Onze auto had ik geparkeerd op een terrein met die bewuste aanduiding. Alleen, die had ik over het hoofd gezien. Dat heb ik geweten. Als een grote Viking stond de eigenaar van dat terrein, een groot en trots heerschap, plots voor me. En gelastte mij om mijn voertuig subiet te verplaatsen. Het leek me verstandig om dat bevel uit te voeren, de Vikingen waren per slot van rekening geen lieverdjes.

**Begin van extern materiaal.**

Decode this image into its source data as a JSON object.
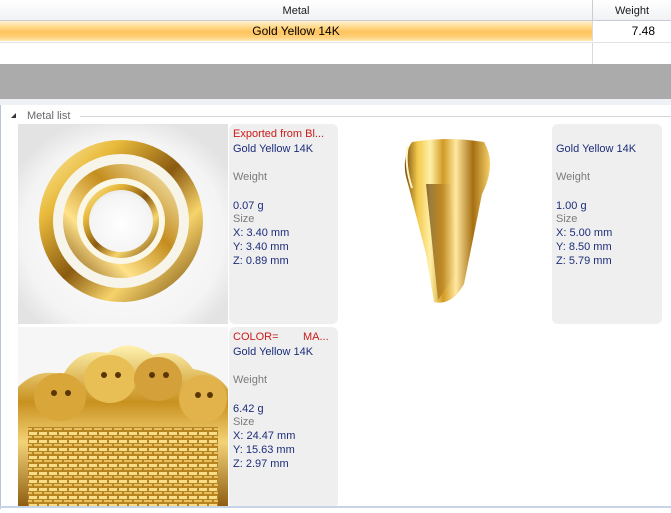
{
  "grid": {
    "columns": {
      "metal": "Metal",
      "weight": "Weight"
    },
    "rows": [
      {
        "metal": "Gold Yellow 14K",
        "weight": "7.48"
      }
    ]
  },
  "metal_list": {
    "group_label": "Metal list",
    "items": [
      {
        "header": "Exported from Bl...",
        "metal": "Gold Yellow 14K",
        "weight_label": "Weight",
        "weight": "0.07 g",
        "size_label": "Size",
        "x": "X: 3.40 mm",
        "y": "Y: 3.40 mm",
        "z": "Z: 0.89 mm",
        "image_icon": "gold-ring-washer-icon"
      },
      {
        "header": "",
        "metal": "Gold Yellow 14K",
        "weight_label": "Weight",
        "weight": "1.00 g",
        "size_label": "Size",
        "x": "X: 5.00 mm",
        "y": "Y: 8.50 mm",
        "z": "Z: 5.79 mm",
        "image_icon": "gold-bail-icon"
      },
      {
        "header_left": "COLOR=",
        "header_right": "MA...",
        "metal": "Gold Yellow 14K",
        "weight_label": "Weight",
        "weight": "6.42 g",
        "size_label": "Size",
        "x": "X: 24.47 mm",
        "y": "Y: 15.63 mm",
        "z": "Z: 2.97 mm",
        "image_icon": "gold-dog-basket-icon"
      }
    ]
  },
  "colors": {
    "selected_row": "#ffc45c",
    "header_text_red": "#cc1a1a",
    "value_text_blue": "#1c2d7a",
    "label_gray": "#7b7b7b",
    "gray_band": "#ababab",
    "gold": "#d6a42a"
  }
}
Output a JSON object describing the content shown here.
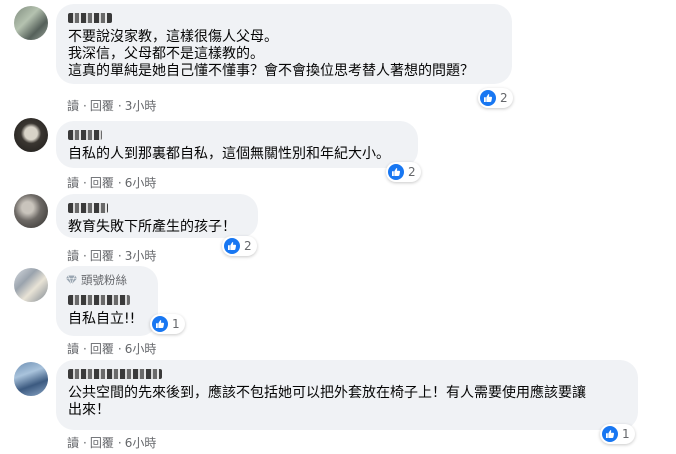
{
  "comments": [
    {
      "lines": [
        "不要說沒家教，這樣很傷人父母。",
        "我深信，父母都不是這樣教的。",
        "這真的單純是她自己懂不懂事？會不會換位思考替人著想的問題？"
      ],
      "reactions": "2",
      "actions": {
        "read": "讀",
        "reply": "回覆",
        "time": "3小時"
      }
    },
    {
      "lines": [
        "自私的人到那裏都自私，這個無關性別和年紀大小。"
      ],
      "reactions": "2",
      "actions": {
        "read": "讀",
        "reply": "回覆",
        "time": "6小時"
      }
    },
    {
      "lines": [
        "教育失敗下所產生的孩子！"
      ],
      "reactions": "2",
      "actions": {
        "read": "讀",
        "reply": "回覆",
        "time": "3小時"
      }
    },
    {
      "badge": "頭號粉絲",
      "lines": [
        "自私自立!!"
      ],
      "reactions": "1",
      "actions": {
        "read": "讀",
        "reply": "回覆",
        "time": "6小時"
      }
    },
    {
      "lines": [
        "公共空間的先來後到，應該不包括她可以把外套放在椅子上！有人需要使用應該要讓",
        "出來！"
      ],
      "reactions": "1",
      "actions": {
        "read": "讀",
        "reply": "回覆",
        "time": "6小時"
      }
    }
  ],
  "colors": {
    "like_blue": "#1877f2",
    "bubble_bg": "#f0f2f5",
    "meta_gray": "#65676b"
  },
  "icons": {
    "reaction": "like-icon",
    "badge": "top-fan-gem-icon"
  }
}
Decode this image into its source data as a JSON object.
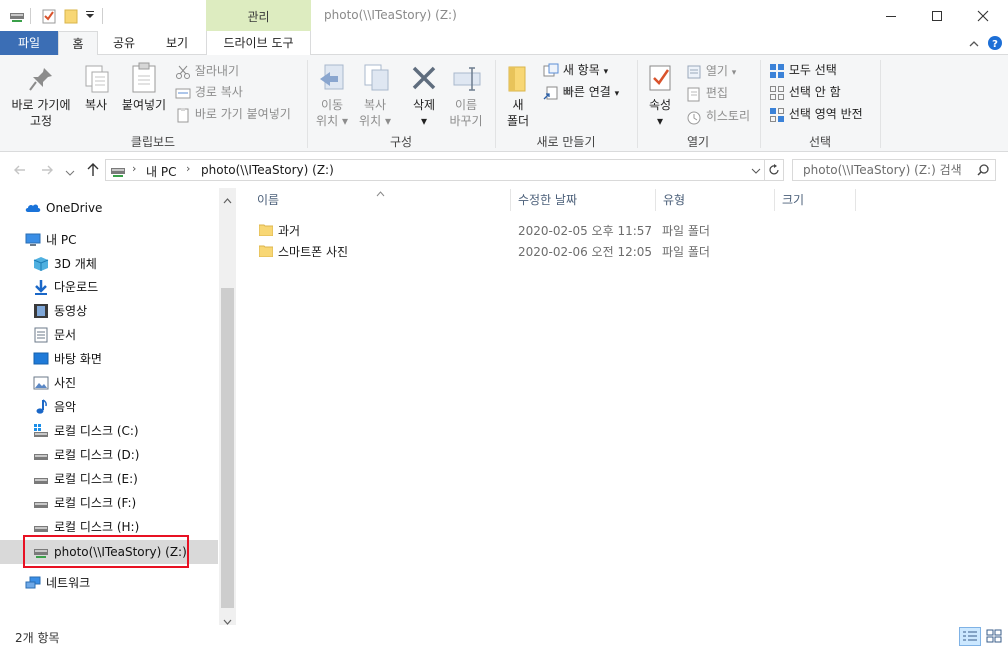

Diezelfde dag nog passeerde ik tijdens de wandeling met de hond een camping. Privat, natuurlijk. Ik vroeg me af of het mogelijk was om als niet-campingbezoeker een kopje koffie te drinken op het terras. Koffie op een terras, dat is immers een schaars goed in Denemarken. De receptioniste van de camping trok wit weg. Sterker, zij was lijkbleek. Ik vroeg mij af of ik een zonde had begaan die nog ernstiger was dan die met de auto. Dat bleek het geval. De receptioniste gebood mij subiet de camping te verlaten. Honden waren immers verboden. Voor de tweede keer die dag droop ik af.
Wat is dat toch met onze Denen? Zij staan te boek als open, vriendelijke en gastvrije mensen. Maar bij het woord Privat kun je toch maar beter op je hoede zijn.